The Westernisation Of The Kolhapuri Chappal Sandal
And other instances of brand cultural appropriation.
Kolhapur, a city in South Maharashtra, is notable for its rich history as a central hub of the Shilahara dynasty, its opulent architecture, and its spirit of entrepreneurship. It is also the birthplace of the famous buffalo leather slippers known as Kolhapuri chappals, first worn in the 13th century. In 2019, these sandals received a geographical indication (GI) tag from the CGPDTM, certifying that they are made according to traditional methods. Other famous GI-tagged items include Champagne and Feta cheese.
Economic Importance and Challenges
Beyond its cultural significance, the sandal has long played a vital role in the regional economy. In 2020, the business market was estimated at roughly ₹90,000,000, employing over 10,000 artisans. However, the design has been increasingly minimised to meet the demand for cheaper exports. More recently, the business has begun to struggle with irregular leather supplies, environmental regulations on tanneries, cow slaughter ban, and the creation of duplicates and fakes.
The chappals have received significant moments of international visibility – in the 1970s, the sandals became popular in the United States with the hippie movement. More recently, these returned as ‘toe ring’ sandals, especially from the French brand CHAPPAL who exports them, making them more feminine to market to their buyers.
The global spotlight turned controversial
The global interest became controversial when Prada released some familiar-looking, inconspicuous ‘leather sandals’ as a part of their 2026 Spring-Summer Men’s collection. The omission of the Indian origins of the obvious Kolhapuri chappals created backlash for cultural appropriation, leading to criticism from Indian fashion circles. Traditional artisans in Maharashtra cited a violation of the aforementioned GI tag, and MACCIA released a formal complaint, prompting Prada to acknowledge the sandal’s Indian inspiration. They expressed commitment to ethical design and opened the door to collaboration with local artisans, finally affording the sandals the cultural recognition they deserve. A PIL has been filed in the Bombay High Court seeking compensation for Kolhapuri artisans. This includes a formal public apology, damages, and stricter protection for GI-tagged products.
A Broader Pattern of Cultural Appropriation in Fashion
The Kolhapuri case is far from isolated. The unacknowledged use and repurposing of culturally significant clothing by brands is an ongoing issue. However, rising public awareness of cultural appropriation, aided by social media, means brands are increasingly held accountable.
Recent Cases of Cultural Appropriation
The Russian fashion label Yaka recently faced accusations of cultural appropriation for using traditional patterns from Kyrgyzstan. While the brand's founder, Anna Obydenova, initially dismissed the online criticism, she later claimed her label had collaborated with Kyrgyz craftswomen.

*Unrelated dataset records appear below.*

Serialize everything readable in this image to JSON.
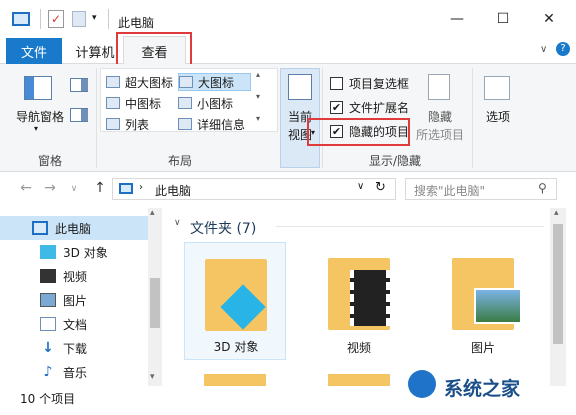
{
  "window": {
    "title": "此电脑",
    "minimize_glyph": "—",
    "maximize_glyph": "☐",
    "close_glyph": "✕"
  },
  "tabs": {
    "file": "文件",
    "computer": "计算机",
    "view": "查看"
  },
  "ribbon": {
    "panes": {
      "nav_pane_label": "导航窗格",
      "group_label": "窗格"
    },
    "layout": {
      "items": [
        "超大图标",
        "大图标",
        "中图标",
        "小图标",
        "列表",
        "详细信息"
      ],
      "selected": "大图标",
      "group_label": "布局"
    },
    "current_view": {
      "label_line1": "当前",
      "label_line2": "视图"
    },
    "show_hide": {
      "item_checkboxes": "项目复选框",
      "file_extensions": "文件扩展名",
      "hidden_items": "隐藏的项目",
      "item_checkboxes_checked": false,
      "file_extensions_checked": true,
      "hidden_items_checked": true,
      "hide_label_line1": "隐藏",
      "hide_label_line2": "所选项目",
      "group_label": "显示/隐藏"
    },
    "options_label": "选项"
  },
  "address": {
    "path": "此电脑",
    "search_placeholder": "搜索\"此电脑\""
  },
  "nav_pane": {
    "items": [
      "此电脑",
      "3D 对象",
      "视频",
      "图片",
      "文档",
      "下载",
      "音乐"
    ]
  },
  "content": {
    "group_header": "文件夹 (7)",
    "folders": [
      "3D 对象",
      "视频",
      "图片"
    ]
  },
  "status": {
    "item_count": "10 个项目"
  },
  "watermark": {
    "text": "系统之家"
  },
  "colors": {
    "file_tab": "#1979ca",
    "highlight_box": "#e03b3b",
    "folder": "#f4c562"
  }
}
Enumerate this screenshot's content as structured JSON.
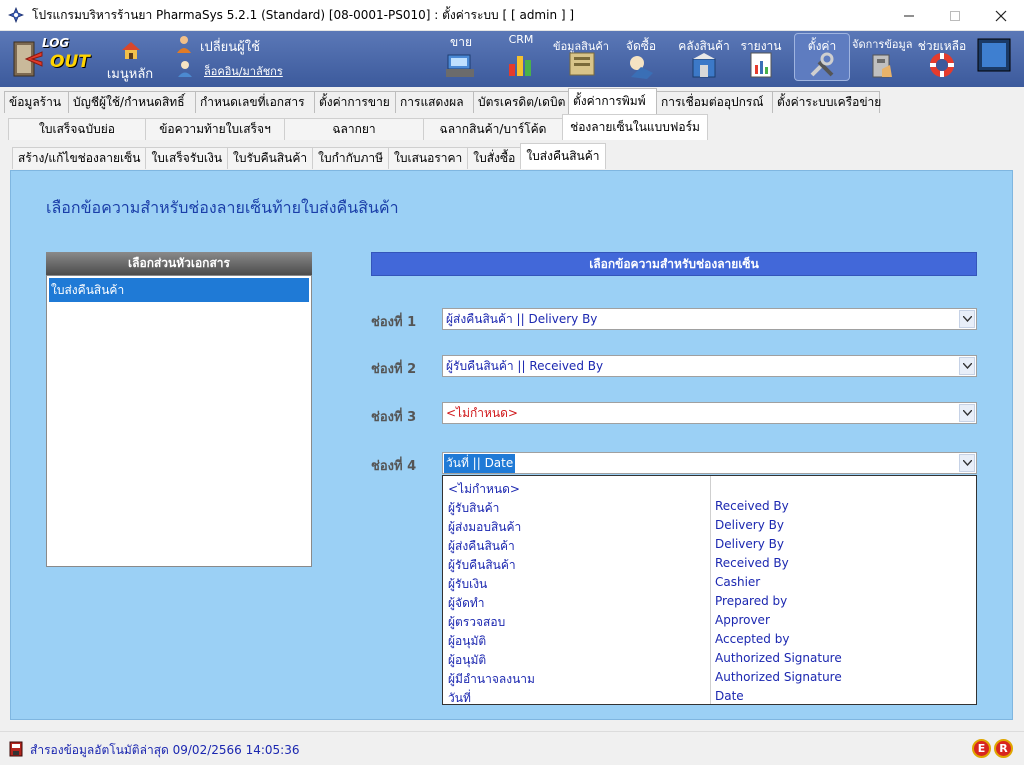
{
  "window": {
    "title": "โปรแกรมบริหารร้านยา PharmaSys 5.2.1 (Standard) [08-0001-PS010] : ตั้งค่าระบบ  [ [ admin ] ]"
  },
  "toolbar": {
    "logout_log": "LOG",
    "logout_out": "OUT",
    "home_label": "เมนูหลัก",
    "switch_user_label": "เปลี่ยนผู้ใช้",
    "user_name": "ล็อคอิน/มาลัชกร",
    "buttons": [
      {
        "label": "ขาย",
        "icon": "cashier-icon"
      },
      {
        "label": "CRM",
        "icon": "crm-chart-icon"
      },
      {
        "label": "ข้อมูลสินค้า",
        "icon": "product-data-icon"
      },
      {
        "label": "จัดซื้อ",
        "icon": "purchase-icon"
      },
      {
        "label": "คลังสินค้า",
        "icon": "warehouse-icon"
      },
      {
        "label": "รายงาน",
        "icon": "report-icon"
      },
      {
        "label": "ตั้งค่า",
        "icon": "settings-tools-icon"
      },
      {
        "label": "จัดการข้อมูล",
        "icon": "data-manage-icon"
      },
      {
        "label": "ช่วยเหลือ",
        "icon": "help-lifebuoy-icon"
      }
    ]
  },
  "tabs_level1": [
    "ข้อมูลร้าน",
    "บัญชีผู้ใช้/กำหนดสิทธิ์",
    "กำหนดเลขที่เอกสาร",
    "ตั้งค่าการขาย",
    "การแสดงผล",
    "บัตรเครดิต/เดบิต",
    "ตั้งค่าการพิมพ์",
    "การเชื่อมต่ออุปกรณ์",
    "ตั้งค่าระบบเครือข่าย"
  ],
  "tabs_level2": [
    "ใบเสร็จฉบับย่อ",
    "ข้อความท้ายใบเสร็จฯ",
    "ฉลากยา",
    "ฉลากสินค้า/บาร์โค้ด",
    "ช่องลายเซ็นในแบบฟอร์ม"
  ],
  "tabs_level3": [
    "สร้าง/แก้ไขช่องลายเซ็น",
    "ใบเสร็จรับเงิน",
    "ใบรับคืนสินค้า",
    "ใบกำกับภาษี",
    "ใบเสนอราคา",
    "ใบสั่งซื้อ",
    "ใบส่งคืนสินค้า"
  ],
  "main": {
    "heading": "เลือกข้อความสำหรับช่องลายเซ็นท้ายใบส่งคืนสินค้า",
    "left_header": "เลือกส่วนหัวเอกสาร",
    "left_items": [
      "ใบส่งคืนสินค้า"
    ],
    "right_header": "เลือกข้อความสำหรับช่องลายเซ็น",
    "slots": [
      {
        "label": "ช่องที่ 1",
        "value": "ผู้ส่งคืนสินค้า || Delivery By"
      },
      {
        "label": "ช่องที่ 2",
        "value": "ผู้รับคืนสินค้า || Received By"
      },
      {
        "label": "ช่องที่ 3",
        "value": "<ไม่กำหนด>"
      },
      {
        "label": "ช่องที่ 4",
        "value": "วันที่ || Date"
      }
    ]
  },
  "dropdown_options": [
    {
      "th": "<ไม่กำหนด>",
      "en": ""
    },
    {
      "th": "ผู้รับสินค้า",
      "en": "Received By"
    },
    {
      "th": "ผู้ส่งมอบสินค้า",
      "en": "Delivery By"
    },
    {
      "th": "ผู้ส่งคืนสินค้า",
      "en": "Delivery By"
    },
    {
      "th": "ผู้รับคืนสินค้า",
      "en": "Received By"
    },
    {
      "th": "ผู้รับเงิน",
      "en": "Cashier"
    },
    {
      "th": "ผู้จัดทำ",
      "en": "Prepared by"
    },
    {
      "th": "ผู้ตรวจสอบ",
      "en": "Approver"
    },
    {
      "th": "ผู้อนุมัติ",
      "en": "Accepted by"
    },
    {
      "th": "ผู้อนุมัติ",
      "en": "Authorized Signature"
    },
    {
      "th": "ผู้มีอำนาจลงนาม",
      "en": "Authorized Signature"
    },
    {
      "th": "วันที่",
      "en": "Date"
    }
  ],
  "status": {
    "text": "สำรองข้อมูลอัตโนมัติล่าสุด  09/02/2566 14:05:36",
    "badge_e": "E",
    "badge_r": "R"
  },
  "colors": {
    "toolbar": "#4a68ab",
    "content_bg": "#9bd0f5",
    "right_header": "#4268d9",
    "selected": "#1f7ad6",
    "link_text": "#1b27b0",
    "unset_text": "#d0171a"
  }
}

In 2024, villagers in Vaideeni, Romania, accused Louis Vuitton of appropriating their traditional blouse. While Andrea Tanasescu, founder of the La Blouse Roumaine online community, acknowledged that everything in fashion is inspiration, she asserted the importance of cultural heritage and expression. Louis Vuitton acknowledged, apologised, and withdrew the pieces.
Two years prior, Ralph Lauren was accused of plagiarizing Indigenous designs by the head of a cultural affairs commission in Mexico. Beatriz Gutierrez captioned an Instagram post of the jacket: “…by copying these designs you're committing plagiarism (…) hopefully you will compensate the original communities (Contla and Saltillo peoples) that do this work with love and not for a million-dollar profit.” The brand issued an apology soon after, pledging to follow a model of credit and collaboration for all future products using Indigenous designs.
Inspiration vs. Appropriation: The Need for Respect and Collaboration
In the cases of Kolhapuri chappals, Kyrgyz textiles, and Indigenous Mexican designs that there is a pattern in which inspiration too often blurs into appropriation. Ultimately, respect lies in acknowledgment, collaboration, and equal benefit-sharing with communities of provenance. As global consumers grow more culturally conscious, it becomes imperative for fashion houses not just to apologise after the fact, but to proactively uphold ethical standards.